Much has been said about the unconventional format for CBS’ new series Viva Laughlin. The non-traditional song and dance drama has never been tested for weekly television programming. Even CBS Entertainment chief Nina Tassler acknowledges the risk they’re taking with such a far-fetched idea as that employed by Viva Laughlin.
“I totally see [Laughlin] as a risk,” Tassler confessed. “That’s why we went for it. We see it as something groundbreaking and provocative.”
Series star Lloyd Owen spoke to CanMag last month about Viva Laughlin and its chances.
“I only saw one episode, actually, of the BBC original, which is fortunate, I think, for me because then I don’t have anything to get in my way,” Owen remarked. “I’ve chosen not to watch it yet, but I might get to a position where I do that. I think, from what I saw in one, and where we have, in our episode one, they’re very different already, both characters, and I think it’s for the best. Some things translate a certain amount culturally, but then there’s a limit, and I think they’re very different.”
Lloyd was talking about Viva Laughlin as compared to the British original, Viva Blackpool, from which it was based. Owen certainly knows more than a thing or two about the cultural differences that sometimes get lost in translations such as between two very similar shows in two separate countries. Owen happens to be one of a slew of British imports set to grace this year’s TV fall season.
As a native of the U.K., Owen holds Hollywood film-making in very high regard, while recognizing the talent and creativity that abound in both the U.K. and the U.S.
“My experience of watching television in the UK is that we all watch American programs, actually, and those are what we’re trying to [emulate],” the actor admitted. “There definitely are some very good shows in both countries, but I think it’s a generalization to say either one or the other.
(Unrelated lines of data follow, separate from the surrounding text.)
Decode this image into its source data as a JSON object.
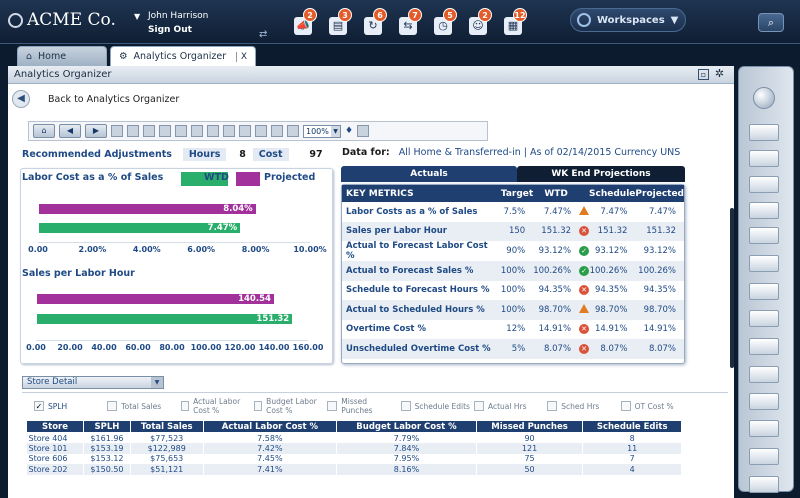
{
  "app": {
    "brand": "ACME Co.",
    "user_name": "John Harrison",
    "sign_out": "Sign Out",
    "workspaces": "Workspaces"
  },
  "top_icons": [
    {
      "name": "megaphone-icon",
      "badge": "2"
    },
    {
      "name": "clipboard-icon",
      "badge": "3"
    },
    {
      "name": "refresh-icon",
      "badge": "6"
    },
    {
      "name": "swap-icon",
      "badge": "7"
    },
    {
      "name": "clock-icon",
      "badge": "5"
    },
    {
      "name": "users-icon",
      "badge": "2"
    },
    {
      "name": "calendar-icon",
      "badge": "12"
    }
  ],
  "tabs": [
    {
      "label": "Home"
    },
    {
      "label": "Analytics Organizer",
      "close": "X"
    }
  ],
  "panel": {
    "title": "Analytics Organizer",
    "back_label": "Back to Analytics Organizer"
  },
  "toolbar": {
    "zoom": "100%"
  },
  "recommended": {
    "label": "Recommended Adjustments",
    "hours_label": "Hours",
    "hours_value": "8",
    "cost_label": "Cost",
    "cost_value": "97"
  },
  "data_for": {
    "label": "Data for:",
    "value": "All Home & Transferred-in  |  As of 02/14/2015  Currency UNS"
  },
  "chart_data": [
    {
      "type": "bar",
      "title": "Labor Cost as a % of Sales",
      "series": [
        {
          "name": "WTD",
          "values": [
            7.47
          ],
          "color": "#2aae6b"
        },
        {
          "name": "Projected",
          "values": [
            8.04
          ],
          "color": "#a3319c"
        }
      ],
      "ticks": [
        "0.00",
        "2.00%",
        "4.00%",
        "6.00%",
        "8.00%",
        "10.00%"
      ],
      "xlim": [
        0,
        10
      ],
      "bar_labels": [
        "8.04%",
        "7.47%"
      ]
    },
    {
      "type": "bar",
      "title": "Sales per Labor Hour",
      "series": [
        {
          "name": "Projected",
          "values": [
            140.54
          ],
          "color": "#a3319c"
        },
        {
          "name": "WTD",
          "values": [
            151.32
          ],
          "color": "#2aae6b"
        }
      ],
      "ticks": [
        "0.00",
        "20.00",
        "40.00",
        "60.00",
        "80.00",
        "100.00",
        "120.00",
        "140.00",
        "160.00"
      ],
      "xlim": [
        0,
        160
      ],
      "bar_labels": [
        "140.54",
        "151.32"
      ]
    }
  ],
  "metrics": {
    "tabs": [
      "Actuals",
      "WK End Projections"
    ],
    "headers": [
      "KEY METRICS",
      "Target",
      "WTD",
      "",
      "Schedule",
      "Projected"
    ],
    "rows": [
      [
        "Labor Costs as a % of Sales",
        "7.5%",
        "7.47%",
        "warn",
        "7.47%",
        "7.47%"
      ],
      [
        "Sales per Labor Hour",
        "150",
        "151.32",
        "bad",
        "151.32",
        "151.32"
      ],
      [
        "Actual to Forecast Labor Cost %",
        "90%",
        "93.12%",
        "ok",
        "93.12%",
        "93.12%"
      ],
      [
        "Actual to Forecast Sales %",
        "100%",
        "100.26%",
        "ok",
        "100.26%",
        "100.26%"
      ],
      [
        "Schedule to Forecast Hours %",
        "100%",
        "94.35%",
        "bad",
        "94.35%",
        "94.35%"
      ],
      [
        "Actual to Scheduled Hours %",
        "100%",
        "98.70%",
        "warn",
        "98.70%",
        "98.70%"
      ],
      [
        "Overtime Cost %",
        "12%",
        "14.91%",
        "bad",
        "14.91%",
        "14.91%"
      ],
      [
        "Unscheduled Overtime Cost %",
        "5%",
        "8.07%",
        "bad",
        "8.07%",
        "8.07%"
      ]
    ]
  },
  "store_detail": {
    "select": "Store Detail",
    "checkboxes": [
      {
        "label": "SPLH",
        "checked": true
      },
      {
        "label": "Total Sales"
      },
      {
        "label": "Actual Labor Cost %"
      },
      {
        "label": "Budget Labor Cost %"
      },
      {
        "label": "Missed Punches"
      },
      {
        "label": "Schedule Edits"
      },
      {
        "label": "Actual Hrs"
      },
      {
        "label": "Sched Hrs"
      },
      {
        "label": "OT Cost %"
      }
    ],
    "headers": [
      "Store",
      "SPLH",
      "Total Sales",
      "Actual Labor Cost %",
      "Budget Labor Cost %",
      "Missed Punches",
      "Schedule Edits"
    ],
    "rows": [
      [
        "Store 404",
        "$161.96",
        "$77,523",
        "7.58%",
        "7.79%",
        "90",
        "8"
      ],
      [
        "Store 101",
        "$153.19",
        "$122,989",
        "7.42%",
        "7.84%",
        "121",
        "11"
      ],
      [
        "Store 606",
        "$153.12",
        "$75,653",
        "7.45%",
        "7.95%",
        "75",
        "7"
      ],
      [
        "Store 202",
        "$150.50",
        "$51,121",
        "7.41%",
        "8.16%",
        "50",
        "4"
      ]
    ]
  }
}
I really do. I think there’s pure talent in both countries, and they produce according to their cultures. And both seem to work and cross over. That’s the truth.”
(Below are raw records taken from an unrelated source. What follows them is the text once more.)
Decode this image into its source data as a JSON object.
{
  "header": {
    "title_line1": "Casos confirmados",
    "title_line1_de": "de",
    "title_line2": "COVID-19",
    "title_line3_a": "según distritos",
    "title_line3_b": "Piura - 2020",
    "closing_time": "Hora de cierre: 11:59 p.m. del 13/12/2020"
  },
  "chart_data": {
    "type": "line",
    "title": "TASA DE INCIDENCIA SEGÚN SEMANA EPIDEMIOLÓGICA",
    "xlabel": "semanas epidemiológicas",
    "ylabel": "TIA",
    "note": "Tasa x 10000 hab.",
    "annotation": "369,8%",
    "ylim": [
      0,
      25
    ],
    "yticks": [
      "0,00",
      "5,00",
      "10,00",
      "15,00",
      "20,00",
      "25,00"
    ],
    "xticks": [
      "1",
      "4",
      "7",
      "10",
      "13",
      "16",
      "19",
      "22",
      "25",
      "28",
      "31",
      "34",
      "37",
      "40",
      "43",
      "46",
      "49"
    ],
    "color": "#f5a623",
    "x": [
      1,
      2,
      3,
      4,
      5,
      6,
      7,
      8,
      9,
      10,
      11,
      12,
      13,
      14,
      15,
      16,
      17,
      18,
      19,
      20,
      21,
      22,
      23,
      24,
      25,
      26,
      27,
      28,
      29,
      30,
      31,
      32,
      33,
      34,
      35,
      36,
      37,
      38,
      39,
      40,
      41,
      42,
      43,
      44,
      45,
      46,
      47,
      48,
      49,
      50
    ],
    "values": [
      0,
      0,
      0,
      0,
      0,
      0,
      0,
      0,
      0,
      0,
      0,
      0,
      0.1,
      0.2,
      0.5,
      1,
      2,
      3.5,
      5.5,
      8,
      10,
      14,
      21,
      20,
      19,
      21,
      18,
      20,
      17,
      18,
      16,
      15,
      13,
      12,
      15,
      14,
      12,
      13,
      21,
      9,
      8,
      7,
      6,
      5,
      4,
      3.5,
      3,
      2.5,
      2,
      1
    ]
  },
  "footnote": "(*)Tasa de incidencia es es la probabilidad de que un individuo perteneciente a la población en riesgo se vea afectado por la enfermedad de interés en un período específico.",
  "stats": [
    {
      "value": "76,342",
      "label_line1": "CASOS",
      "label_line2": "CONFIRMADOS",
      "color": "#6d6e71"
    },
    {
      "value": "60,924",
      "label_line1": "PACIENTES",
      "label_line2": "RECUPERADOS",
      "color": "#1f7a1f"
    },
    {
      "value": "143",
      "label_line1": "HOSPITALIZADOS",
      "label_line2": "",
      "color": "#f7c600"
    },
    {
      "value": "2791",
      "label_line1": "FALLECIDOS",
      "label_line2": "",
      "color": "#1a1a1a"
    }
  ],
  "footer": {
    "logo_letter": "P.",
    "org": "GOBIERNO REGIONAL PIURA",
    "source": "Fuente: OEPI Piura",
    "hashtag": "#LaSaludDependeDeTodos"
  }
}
Owen also touched a little bit on his character, Ripley Holden, as well as the musical numbers he occasionally has to break into. Despite being an accomplished baritone, the actor still encountered certain challenges and limitations.
“That’s what I personally love about Ripley,” Owen said, referring to Viva Laughlin‘s premiere episode where his character bets everything on a game of roulette. “Here’s a guy who, if he’s going to own a casino, should never gamble, but there’s something just slightly gone in him that makes him take a choice there. He’s not 100 percent stable at times and not to get into an essay about gambling, but I have a friend in mind who did a play about poker, and then he ended up giving up being an actor and he now gambles in casinos. But he will do that worldwide, and he’ll end up going through a five-day competition of poker and he’ll win it. Then, on his way out, he’ll put it all on the roulette table. That’s a gambler. That’s the nature of gambling.”
As for his singing, Owen brought up his “Viva Las Vegas” duet with the King, Elvis Presley.
“He was very generous to me ’til we had to hit that last note,” Owen said in jest. “The difficult thing for that one was that his range is a lot higher than mine. He’s a tenor, and I’m a bass baritone, so to find that range was quite tough at times, particularly the end, actually. But I loved it.”